Years ago, at the dawning of the broadcast news media we know today, a close friend's father was in an auto accident. As he sat, dazed, bloody and in shock in the front seat of what was left of his car, a quick-thinking reporter stuck a camera inches from his broken nose and asked, for the camera-- not for the victim, if he was ok. What a wonderful piece of journalism.

If you detect a hint of sarcasm, you are right. In today's world, there is no privacy. Every tender, precious , painful, tragic, banal moment is there for us to see... over and over again if it is particularly juicy, emotional, etc. Sure... no denying some of this is news. But an awful lot is not. It is 'for the ratings,' for the viewership that will follow, for 'an exclusive'... and we have forgotten where and how to draw the line...so we don't.

We are a nation of voyeurs. There are no private moments and news is determined not by content value but by a scale of interest that is often eye popping, heart-grabbing, morbidly good. Emotions are king. We do most things today based on our emotions. We left logic and often judgment, a long time ago, prefering to let the media do it for us. We are driven by outrage, broad generalizations, half-truths and movie stars.

What has happened to us?

My favorite college professor, a former UPI photographer, in a journalism course that stressed ethics, told how he lost the Pulitzer prize.
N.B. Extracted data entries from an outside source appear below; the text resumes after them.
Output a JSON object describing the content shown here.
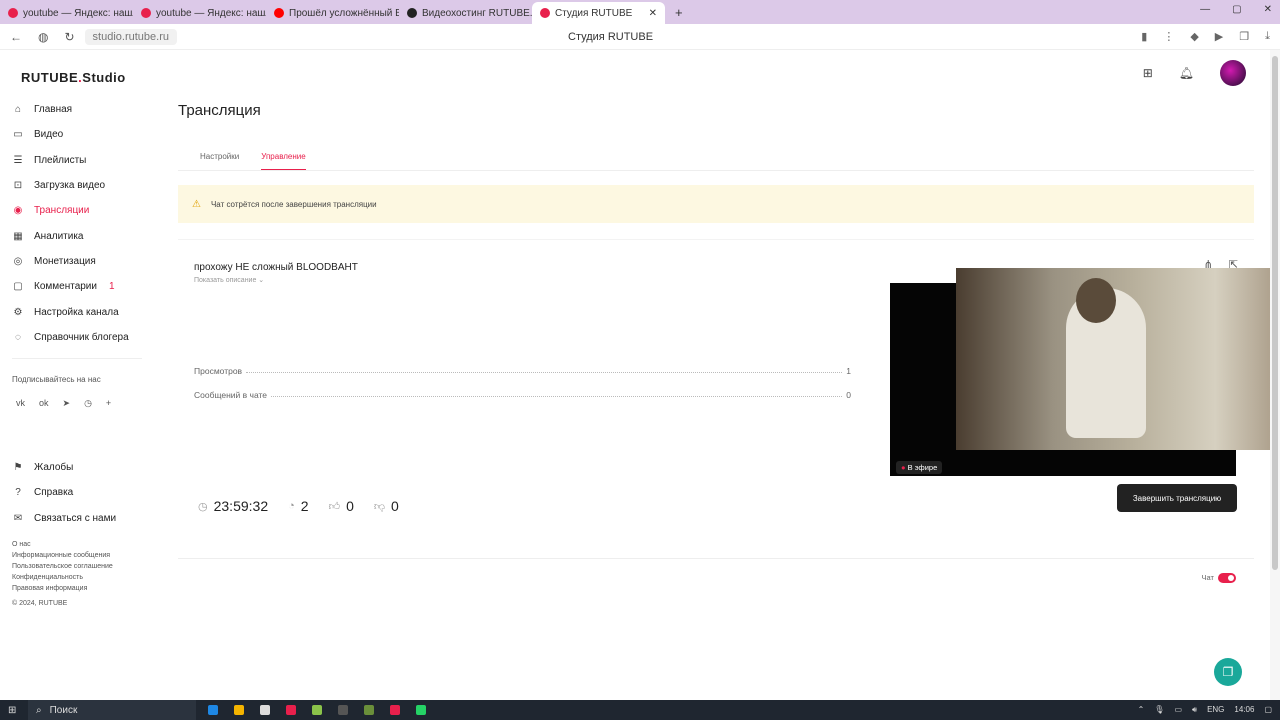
{
  "browser": {
    "tabs": [
      {
        "label": "youtube — Яндекс: нашл",
        "color": "#e8204c"
      },
      {
        "label": "youtube — Яндекс: нашл",
        "color": "#e8204c"
      },
      {
        "label": "Прошёл усложнённый Bl",
        "color": "#ff0000"
      },
      {
        "label": "Видеохостинг RUTUBE. С",
        "color": "#222222"
      },
      {
        "label": "Студия RUTUBE",
        "color": "#e8204c",
        "active": true
      }
    ],
    "url": "studio.rutube.ru",
    "page_title": "Студия RUTUBE"
  },
  "logo": {
    "main": "RUTUBE",
    "suffix": "Studio"
  },
  "sidebar": {
    "items": [
      {
        "label": "Главная",
        "icon": "home-icon",
        "glyph": "⌂"
      },
      {
        "label": "Видео",
        "icon": "video-icon",
        "glyph": "▭"
      },
      {
        "label": "Плейлисты",
        "icon": "playlist-icon",
        "glyph": "☰"
      },
      {
        "label": "Загрузка видео",
        "icon": "upload-icon",
        "glyph": "⊡"
      },
      {
        "label": "Трансляции",
        "icon": "broadcast-icon",
        "glyph": "◉",
        "active": true
      },
      {
        "label": "Аналитика",
        "icon": "analytics-icon",
        "glyph": "▦"
      },
      {
        "label": "Монетизация",
        "icon": "monetization-icon",
        "glyph": "◎"
      },
      {
        "label": "Комментарии",
        "icon": "comments-icon",
        "glyph": "▢",
        "badge": "1"
      },
      {
        "label": "Настройка канала",
        "icon": "settings-icon",
        "glyph": "⚙"
      },
      {
        "label": "Справочник блогера",
        "icon": "handbook-icon",
        "glyph": "◌"
      }
    ],
    "follow_label": "Подписывайтесь на нас",
    "socials": [
      "vk",
      "ok",
      "tg",
      "viber",
      "+"
    ],
    "items2": [
      {
        "label": "Жалобы",
        "icon": "flag-icon",
        "glyph": "⚑"
      },
      {
        "label": "Справка",
        "icon": "help-icon",
        "glyph": "?"
      },
      {
        "label": "Связаться с нами",
        "icon": "mail-icon",
        "glyph": "✉"
      }
    ],
    "footer": [
      "О нас",
      "Информационные сообщения",
      "Пользовательское соглашение",
      "Конфиденциальность",
      "Правовая информация",
      "© 2024, RUTUBE"
    ]
  },
  "main": {
    "title": "Трансляция",
    "tabs": [
      "Настройки",
      "Управление"
    ],
    "warning": "Чат сотрётся после завершения трансляции",
    "stream": {
      "title": "прохожу НЕ сложный BLOODBAHT",
      "show_desc": "Показать описание",
      "stats": [
        {
          "label": "Просмотров",
          "value": "1"
        },
        {
          "label": "Сообщений в чате",
          "value": "0"
        }
      ],
      "duration": "23:59:32",
      "viewers": "2",
      "likes": "0",
      "dislikes": "0",
      "live_label": "В эфире",
      "end_button": "Завершить трансляцию"
    },
    "chat_label": "Чат"
  },
  "taskbar": {
    "search": "Поиск",
    "lang": "ENG",
    "time": "14:06"
  }
}
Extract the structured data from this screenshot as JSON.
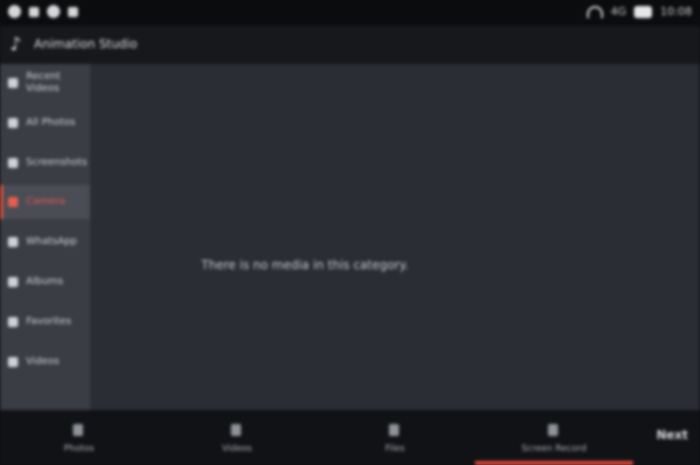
{
  "status_bar": {
    "time": "10:08",
    "network": "4G"
  },
  "header": {
    "title": "Animation Studio"
  },
  "sidebar": {
    "items": [
      {
        "label": "Recent Videos",
        "icon": "clock-icon",
        "active": false
      },
      {
        "label": "All Photos",
        "icon": "image-icon",
        "active": false
      },
      {
        "label": "Screenshots",
        "icon": "screenshot-icon",
        "active": false
      },
      {
        "label": "Camera",
        "icon": "camera-icon",
        "active": true
      },
      {
        "label": "WhatsApp",
        "icon": "chat-icon",
        "active": false
      },
      {
        "label": "Albums",
        "icon": "album-icon",
        "active": false
      },
      {
        "label": "Favorites",
        "icon": "star-icon",
        "active": false
      },
      {
        "label": "Videos",
        "icon": "video-icon",
        "active": false
      }
    ]
  },
  "main": {
    "empty_message": "There is no media in this category."
  },
  "bottom_nav": {
    "tabs": [
      {
        "label": "Photos",
        "icon": "photo-icon",
        "active": false
      },
      {
        "label": "Videos",
        "icon": "video-icon",
        "active": false
      },
      {
        "label": "Files",
        "icon": "file-icon",
        "active": false
      },
      {
        "label": "Screen Record",
        "icon": "record-icon",
        "active": true
      }
    ],
    "next_label": "Next"
  },
  "colors": {
    "accent": "#e44b3c",
    "sidebar_bg": "#3a3d44",
    "main_bg": "#2a2d34"
  }
}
He was covering a story of a young child hit and killed by a car in front of the boy's house. When he got there, the little body was covered by a blanket and police were examining the crushed bike he was riding. Looking for a different shot, he walked around the house and, in a rear window, saw the father sitting at the kitchen table with his head in his hands, deep in grief. He raised his camera to shoot 'the shot of a photographer's lifetime,' then slowly lowered it, paused, then walked away. He told us that he felt deeply that this was not the world's moment. And he was right.

When is that kind of emotion and anguish everyone's to see?